Dans notre exemple nous avons créé 2
vlans : le
vlan2 et le vlan3, ils seront tous les deux associés
à
une interface logique.
Cisco recommande de ne pas utiliser le vlan1 (le
vlan par
défaut sur les switchs dlink) car on pourrait injecter des
paquets de ce vlan vers d’autres vlans, nous
réservons
donc ce vlan à l’administration du switch, mais
sans le
tagger.
On ne configure donc pas de vlan sur l’interface physique car
cela pose des soucis avec le dlink et on serait obligé de
tagger le vlan1, ce qui est contraire à la logique DLINK.
En fait nous avons deux théories contraires qui
s’affrontent,
Dlink a absolument besoin de son vlan default, toute
l’administration
se faisant sur celui-ci, et il est extrêmement
risqué de
vouloir utiliser un autre VLAN à ces fins (on risque de
perdre
la main sur le switch).

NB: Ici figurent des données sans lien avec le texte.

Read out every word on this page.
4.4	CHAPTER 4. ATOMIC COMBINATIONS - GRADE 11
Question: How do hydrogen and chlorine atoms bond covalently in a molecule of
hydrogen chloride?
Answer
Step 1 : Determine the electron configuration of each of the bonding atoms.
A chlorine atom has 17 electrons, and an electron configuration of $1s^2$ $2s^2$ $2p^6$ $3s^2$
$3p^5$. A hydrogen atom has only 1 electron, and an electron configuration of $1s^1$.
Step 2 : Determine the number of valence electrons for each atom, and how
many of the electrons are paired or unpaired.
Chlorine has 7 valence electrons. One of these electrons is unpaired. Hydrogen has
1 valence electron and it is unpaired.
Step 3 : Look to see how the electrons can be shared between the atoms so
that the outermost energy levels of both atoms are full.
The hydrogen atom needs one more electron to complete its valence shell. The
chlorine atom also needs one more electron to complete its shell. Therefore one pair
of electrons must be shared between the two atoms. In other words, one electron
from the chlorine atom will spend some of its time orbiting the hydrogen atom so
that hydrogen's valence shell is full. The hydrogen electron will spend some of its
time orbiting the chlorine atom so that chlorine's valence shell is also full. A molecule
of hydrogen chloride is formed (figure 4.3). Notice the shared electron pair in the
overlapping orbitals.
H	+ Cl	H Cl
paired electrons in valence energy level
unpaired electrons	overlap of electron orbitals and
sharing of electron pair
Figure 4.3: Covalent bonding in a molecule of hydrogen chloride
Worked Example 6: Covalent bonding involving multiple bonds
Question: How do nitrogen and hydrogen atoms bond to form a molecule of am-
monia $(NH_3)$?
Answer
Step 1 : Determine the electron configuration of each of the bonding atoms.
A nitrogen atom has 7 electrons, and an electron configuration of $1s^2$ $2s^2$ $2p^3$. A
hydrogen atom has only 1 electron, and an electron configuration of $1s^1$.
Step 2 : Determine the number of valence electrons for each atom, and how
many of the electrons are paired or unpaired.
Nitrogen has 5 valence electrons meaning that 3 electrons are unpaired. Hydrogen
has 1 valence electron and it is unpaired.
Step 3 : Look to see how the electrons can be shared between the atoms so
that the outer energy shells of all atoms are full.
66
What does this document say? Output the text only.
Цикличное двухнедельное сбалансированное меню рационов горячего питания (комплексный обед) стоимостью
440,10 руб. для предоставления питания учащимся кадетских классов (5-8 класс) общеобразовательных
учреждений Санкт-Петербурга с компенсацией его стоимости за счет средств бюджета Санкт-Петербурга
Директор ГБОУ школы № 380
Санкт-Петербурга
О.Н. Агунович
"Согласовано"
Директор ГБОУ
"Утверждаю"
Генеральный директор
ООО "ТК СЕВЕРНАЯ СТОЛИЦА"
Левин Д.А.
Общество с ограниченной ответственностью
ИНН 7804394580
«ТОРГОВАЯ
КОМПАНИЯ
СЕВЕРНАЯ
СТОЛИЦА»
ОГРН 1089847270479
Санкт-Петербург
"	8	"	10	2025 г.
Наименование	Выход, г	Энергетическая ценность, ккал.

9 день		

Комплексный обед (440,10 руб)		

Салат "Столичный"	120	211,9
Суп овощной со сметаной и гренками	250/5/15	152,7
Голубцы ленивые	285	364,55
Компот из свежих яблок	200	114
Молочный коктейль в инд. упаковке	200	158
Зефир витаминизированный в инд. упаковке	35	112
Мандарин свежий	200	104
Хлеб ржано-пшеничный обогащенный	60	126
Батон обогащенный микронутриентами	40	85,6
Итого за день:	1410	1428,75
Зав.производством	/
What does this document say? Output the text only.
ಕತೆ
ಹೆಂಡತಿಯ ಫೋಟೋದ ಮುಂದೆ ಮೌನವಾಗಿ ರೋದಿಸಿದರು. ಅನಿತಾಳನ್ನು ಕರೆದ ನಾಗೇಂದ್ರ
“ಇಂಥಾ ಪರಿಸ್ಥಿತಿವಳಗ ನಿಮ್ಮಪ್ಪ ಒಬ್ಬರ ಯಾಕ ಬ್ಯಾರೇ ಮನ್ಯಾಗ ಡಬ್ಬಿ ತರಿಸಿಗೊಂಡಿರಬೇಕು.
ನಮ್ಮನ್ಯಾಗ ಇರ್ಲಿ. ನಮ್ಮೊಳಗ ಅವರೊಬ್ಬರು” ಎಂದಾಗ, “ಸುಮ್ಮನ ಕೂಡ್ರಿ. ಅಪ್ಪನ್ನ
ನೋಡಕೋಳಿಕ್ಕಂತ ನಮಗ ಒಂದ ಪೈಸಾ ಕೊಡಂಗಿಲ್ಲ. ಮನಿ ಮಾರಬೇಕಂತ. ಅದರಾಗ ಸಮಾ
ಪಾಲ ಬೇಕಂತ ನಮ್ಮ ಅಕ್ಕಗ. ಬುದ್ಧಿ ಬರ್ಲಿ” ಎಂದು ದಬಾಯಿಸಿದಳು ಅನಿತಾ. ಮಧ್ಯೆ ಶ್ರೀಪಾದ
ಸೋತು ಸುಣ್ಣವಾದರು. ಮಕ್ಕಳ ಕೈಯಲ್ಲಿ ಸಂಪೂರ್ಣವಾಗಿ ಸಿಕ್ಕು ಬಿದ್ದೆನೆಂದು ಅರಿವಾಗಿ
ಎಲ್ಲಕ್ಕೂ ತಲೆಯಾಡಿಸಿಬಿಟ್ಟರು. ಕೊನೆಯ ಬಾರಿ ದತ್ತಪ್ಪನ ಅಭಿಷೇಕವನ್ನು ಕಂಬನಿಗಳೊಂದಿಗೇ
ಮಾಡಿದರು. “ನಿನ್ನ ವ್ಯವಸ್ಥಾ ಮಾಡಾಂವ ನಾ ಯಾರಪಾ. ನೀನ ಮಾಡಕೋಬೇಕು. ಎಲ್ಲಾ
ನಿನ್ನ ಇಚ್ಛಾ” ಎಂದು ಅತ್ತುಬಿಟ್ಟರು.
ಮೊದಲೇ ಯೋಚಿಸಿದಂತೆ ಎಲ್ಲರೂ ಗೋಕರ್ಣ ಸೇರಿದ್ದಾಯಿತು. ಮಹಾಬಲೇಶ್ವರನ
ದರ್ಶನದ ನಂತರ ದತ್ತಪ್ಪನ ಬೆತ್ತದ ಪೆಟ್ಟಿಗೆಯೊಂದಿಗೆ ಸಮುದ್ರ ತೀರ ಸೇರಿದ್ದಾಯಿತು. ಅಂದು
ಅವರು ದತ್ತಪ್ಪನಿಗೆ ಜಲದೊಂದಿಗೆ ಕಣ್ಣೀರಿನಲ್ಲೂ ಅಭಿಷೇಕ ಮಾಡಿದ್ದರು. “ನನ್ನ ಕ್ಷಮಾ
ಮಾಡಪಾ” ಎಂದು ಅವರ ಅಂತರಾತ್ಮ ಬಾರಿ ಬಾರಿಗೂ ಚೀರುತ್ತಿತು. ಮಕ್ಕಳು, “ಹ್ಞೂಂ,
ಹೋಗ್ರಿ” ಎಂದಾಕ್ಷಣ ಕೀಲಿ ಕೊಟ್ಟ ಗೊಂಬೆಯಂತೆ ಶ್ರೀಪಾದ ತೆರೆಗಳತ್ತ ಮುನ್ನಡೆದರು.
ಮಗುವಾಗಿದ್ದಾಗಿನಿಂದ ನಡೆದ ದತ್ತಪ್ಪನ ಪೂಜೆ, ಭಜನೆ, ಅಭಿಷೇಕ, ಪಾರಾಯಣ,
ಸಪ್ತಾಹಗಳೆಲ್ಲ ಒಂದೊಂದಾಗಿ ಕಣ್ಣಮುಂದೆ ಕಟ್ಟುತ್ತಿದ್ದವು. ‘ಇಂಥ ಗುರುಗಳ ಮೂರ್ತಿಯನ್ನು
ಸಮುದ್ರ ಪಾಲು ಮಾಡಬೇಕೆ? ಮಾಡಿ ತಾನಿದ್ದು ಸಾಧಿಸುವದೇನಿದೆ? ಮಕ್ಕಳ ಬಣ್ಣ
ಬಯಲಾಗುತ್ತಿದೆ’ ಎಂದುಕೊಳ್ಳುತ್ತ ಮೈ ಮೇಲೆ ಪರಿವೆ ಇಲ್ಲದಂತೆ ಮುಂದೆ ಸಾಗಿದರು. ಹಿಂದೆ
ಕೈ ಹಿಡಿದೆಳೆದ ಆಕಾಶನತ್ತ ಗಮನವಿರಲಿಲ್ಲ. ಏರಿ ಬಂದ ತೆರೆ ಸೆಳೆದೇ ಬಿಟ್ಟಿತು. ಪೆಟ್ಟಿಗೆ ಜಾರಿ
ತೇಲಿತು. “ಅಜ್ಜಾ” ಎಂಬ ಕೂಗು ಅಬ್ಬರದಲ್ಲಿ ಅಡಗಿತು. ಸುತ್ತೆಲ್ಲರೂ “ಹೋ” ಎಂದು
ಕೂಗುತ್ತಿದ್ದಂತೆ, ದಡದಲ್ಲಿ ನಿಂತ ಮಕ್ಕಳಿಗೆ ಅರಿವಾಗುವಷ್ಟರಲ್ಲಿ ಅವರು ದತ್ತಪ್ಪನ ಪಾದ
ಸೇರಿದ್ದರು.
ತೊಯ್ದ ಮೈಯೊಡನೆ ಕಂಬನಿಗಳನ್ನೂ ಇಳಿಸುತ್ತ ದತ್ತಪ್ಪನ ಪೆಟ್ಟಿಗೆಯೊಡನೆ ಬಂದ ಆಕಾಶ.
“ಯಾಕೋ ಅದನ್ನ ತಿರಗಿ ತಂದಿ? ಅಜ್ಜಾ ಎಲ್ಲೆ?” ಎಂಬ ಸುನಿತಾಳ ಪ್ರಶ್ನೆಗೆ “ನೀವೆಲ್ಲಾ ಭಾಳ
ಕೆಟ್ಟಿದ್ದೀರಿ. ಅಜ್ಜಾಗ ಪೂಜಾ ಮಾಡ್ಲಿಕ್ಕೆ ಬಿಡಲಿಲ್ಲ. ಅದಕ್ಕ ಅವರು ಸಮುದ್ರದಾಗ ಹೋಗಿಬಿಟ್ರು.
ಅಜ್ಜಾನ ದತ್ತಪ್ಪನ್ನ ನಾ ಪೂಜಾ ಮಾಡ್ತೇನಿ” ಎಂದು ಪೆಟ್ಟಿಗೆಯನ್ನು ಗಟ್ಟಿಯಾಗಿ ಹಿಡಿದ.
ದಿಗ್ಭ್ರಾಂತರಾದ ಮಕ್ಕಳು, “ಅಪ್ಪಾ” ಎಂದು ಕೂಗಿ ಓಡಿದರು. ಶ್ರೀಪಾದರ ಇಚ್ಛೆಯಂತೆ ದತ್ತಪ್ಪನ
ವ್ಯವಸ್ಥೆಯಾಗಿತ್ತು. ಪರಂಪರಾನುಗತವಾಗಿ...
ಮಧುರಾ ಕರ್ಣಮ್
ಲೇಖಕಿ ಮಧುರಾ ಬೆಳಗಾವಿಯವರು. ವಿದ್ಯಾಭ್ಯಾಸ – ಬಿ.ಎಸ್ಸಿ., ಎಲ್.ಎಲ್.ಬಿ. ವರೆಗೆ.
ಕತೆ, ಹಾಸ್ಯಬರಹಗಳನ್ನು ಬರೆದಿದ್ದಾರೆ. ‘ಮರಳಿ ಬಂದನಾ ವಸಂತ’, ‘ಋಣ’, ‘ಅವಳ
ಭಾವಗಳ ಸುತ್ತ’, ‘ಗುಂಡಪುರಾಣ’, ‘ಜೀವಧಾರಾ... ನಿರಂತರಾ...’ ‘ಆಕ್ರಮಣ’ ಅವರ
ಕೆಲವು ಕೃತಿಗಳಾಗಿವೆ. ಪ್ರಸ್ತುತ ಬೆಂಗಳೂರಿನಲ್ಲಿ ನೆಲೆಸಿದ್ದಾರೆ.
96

D’un autre coté cisco
annonce
qu’il ne faut pas utiliser le VLAN default et qu’il
faut
associer un vlan à l’interface physique.
On arrive donc à une contradiction, je me suis donc
efforcé
de trouver un compromis entre risque sécuritaire et perte de
la prise en main du switch et c’est pour cela que je ne
configure pas de vlan sur l’interface physique mais
uniquement
sur des interfaces logiques. Je peux donc utiliser l’ip
adresse
de l’interface physique pour administrer le switch dlink sans
avoir a tagger le port 1 du vlan 1 (reset du PVID) ou à
déplacer l’adresse d’administration du
switch dans
un vlan autre que le vlan default (absolument
déconseillé).
Source : Cisco Pix Vlan - configuration guide.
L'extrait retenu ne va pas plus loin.